The recent political decision by Island County commissioners Jill Johnson and Rick Hannold denying Coupeville economic development grant funds is disturbing. Public statements by the commissioners indicate this action was payback for Coupeville residents exercising their constitutional rights of petition and speech to expose the health and environmental hazards posed by the Growlers and question the economic significance of Naval Air Station Whidbey Island’s presence.
The two commissioners judged Coupeville to be “hostile” toward the Navy and therefore undeserving of the grant monies. The commonly accepted storyline is that the Navy presence is beneficial to Island County. This storyline omits the many hidden costs to Island County caused by the Navy presence. Recent research conducted by Michael Shuman under contract by a Whidbey citizen’s group, Sustainable Economy Collaborative, finds that the Navy presence is not a healthy economic influence. A summary of his findings follow.

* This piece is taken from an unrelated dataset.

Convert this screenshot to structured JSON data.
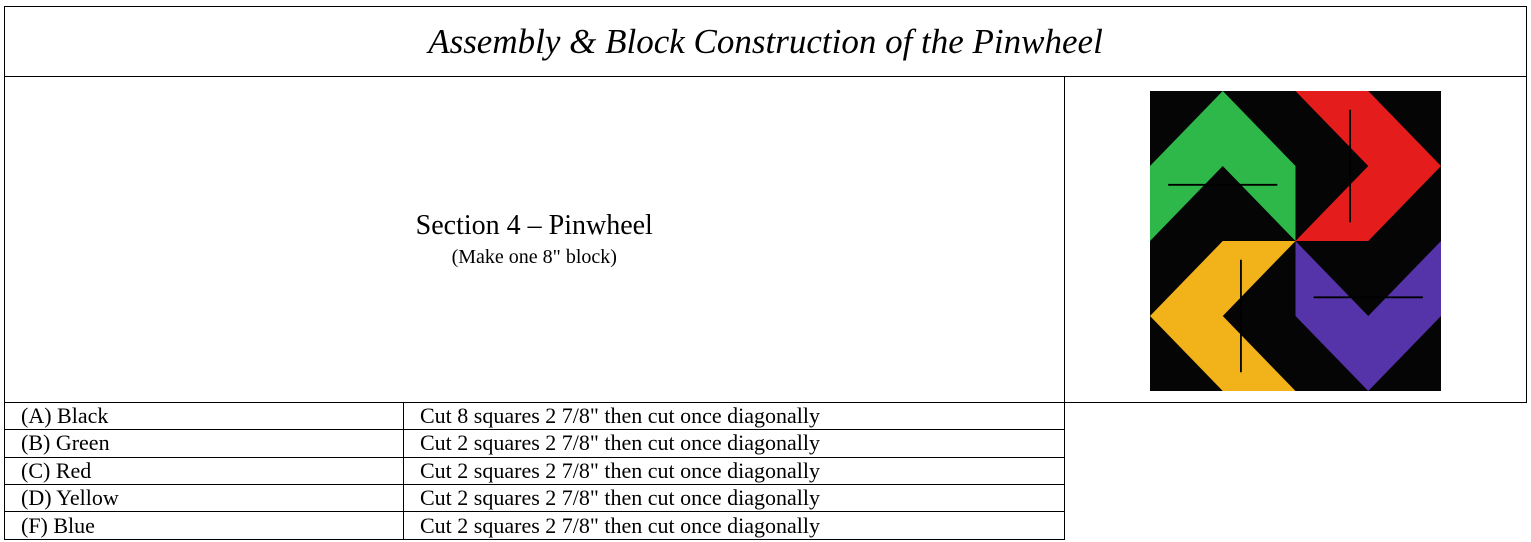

Navy personnel and their families use the same services as other businesses on Island County, but if they live or shop on the base they are exempt from local taxes. As a result Island County is losing $5.7 million per year in sales and property taxes that it would otherwise collect from employees of an similarly sized private industry.
Compared to private sector jobs, Navy jobs yield a relatively small economic impact. The conversion of existing Navy jobs to civilian jobs would create 3,909 additional jobs expanding the economy by $503 million, and generating $153 million more in taxes (mostly to state and local government).
The naval air station’s largest program — training pilots to fly “Growler” aircraft — has exposed more than 11,000 residents to harmful levels of noise. An United Kingdom economic assessment model for high noise scenarios suggests that the health costs to Island County residents are currently $2.8 million per year, and will grow to $3.3 million if the Growler program expands as planned. Additionally, the program has depressed property values by $9.8 million thus far, and this damage will almost certainly grow as that program expands as planned.
These hidden costs to Island County over the decade (2010-20) are estimated to total approximately $122 million.
Commissioners Hannold and Johnson, instead of declaring any critique of NAS Whidbey off limits, should encourage a fact-based discussion of the merits and costs of NAS Whidbey commerce.